• Elections municipales : l’inévitable imbroglio
    https://www.lemonde.fr/idees/article/2020/04/03/municipales-l-inevitable-imbroglio_6035410_3232.html

    Editorial. La crise due au Covid-19 a coupé en deux les élections municipales de mars. L’incertitude demeure sur la date du second tour, créant des situations ubuesques, dans un relatif consensus.

    Editorial du « Monde ». La bonne organisation des élections, garantie par la stricte application des textes, est un des piliers de la démocratie. A cet égard, la succession d’aléas que rencontre la tenue du scrutin municipal, initialement prévu les 15 et 22 mars, n’est pas à prendre la légère. On sait quand ce scrutin a commencé, mais on ignore quand il prendra fin, et on découvre que les règles qui le régissent dérogent à l’ordinaire. L’état d’urgence sanitaire en vigueur depuis le 23 mars ne bouscule pas seulement l’équilibre entre l’exécutif et le Parlement, il ne restreint pas seulement l’exercice des libertés publiques, il influence aussi le déroulement de la vie communale.
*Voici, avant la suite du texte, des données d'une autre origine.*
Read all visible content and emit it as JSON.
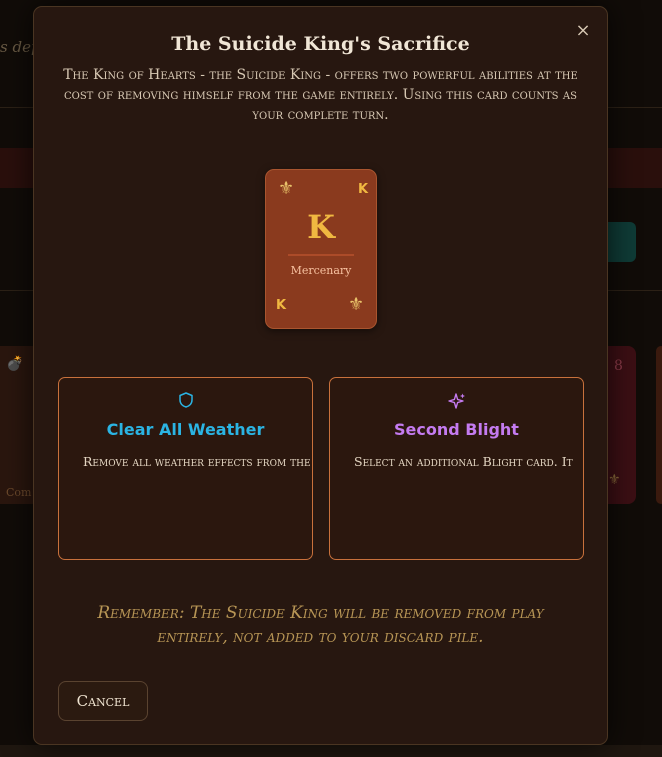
{
  "background": {
    "header_fragment": "s dep",
    "teal_button_fragment": "n",
    "bomb_glyph": "💣",
    "left_card_fragment": "Com",
    "right_card_number": "8",
    "right_card_fleur": "⚜"
  },
  "modal": {
    "title": "The Suicide King's Sacrifice",
    "description": "The King of Hearts - the Suicide King - offers two powerful abilities at the cost of removing himself from the game entirely. Using this card counts as your complete turn.",
    "close_symbol": "×"
  },
  "card": {
    "rank": "K",
    "type_label": "Mercenary",
    "suit_symbol": "⚜"
  },
  "options": [
    {
      "title": "Clear All Weather",
      "description": "Remove all weather effects from the battlefield",
      "icon": "shield-icon",
      "color": "#2bb4e3"
    },
    {
      "title": "Second Blight",
      "description": "Select an additional Blight card. It",
      "icon": "sparkles-icon",
      "color": "#c47bf0"
    }
  ],
  "reminder": "Remember: The Suicide King will be removed from play entirely, not added to your discard pile.",
  "cancel_label": "Cancel",
  "colors": {
    "modal_bg": "#271710",
    "card_bg": "#8a3a1e",
    "option_border": "#c8713c",
    "reminder_text": "#b79555"
  }
}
    Le premier tour des élections a bien eu lieu le 15 mars, mais sur fond d’abstention record, reflet de la profonde réticence des citoyens à accomplir leur devoir électoral dans des conditions de sécurité sanitaire qui ne semblaient plus garanties. Quelques jours plus tôt, le président de la République avait annoncé la fermeture des écoles et des universités et, la veille, son premier ministre avait décrété celle des restaurants, cafés, cinémas et commerces non essentiels, afin de limiter la propagation du virus. Le soir du dépouillement, l’évidence sautait aux yeux : le second tour ne pourrait se tenir comme prévu. Il fallait le reporter.

    Depuis, ce second tour joue l’Arlésienne. La date du 21 juin a été avancée, mais elle ne semble plus d’actualité. Au cours d’une visioconférence jeudi avec les élus, le premier ministre, Edouard Philippe, n’a pas caché qu’un nouveau report était probable, « peut-être en octobre, voire après », en raison des incertitudes qui pèsent sur la date du déconfinement et ses modalités. Une fois encore, beaucoup dépendra de l’avis des experts scientifiques, qui fourniront un rapport sur la situation épidémique le 23 mai.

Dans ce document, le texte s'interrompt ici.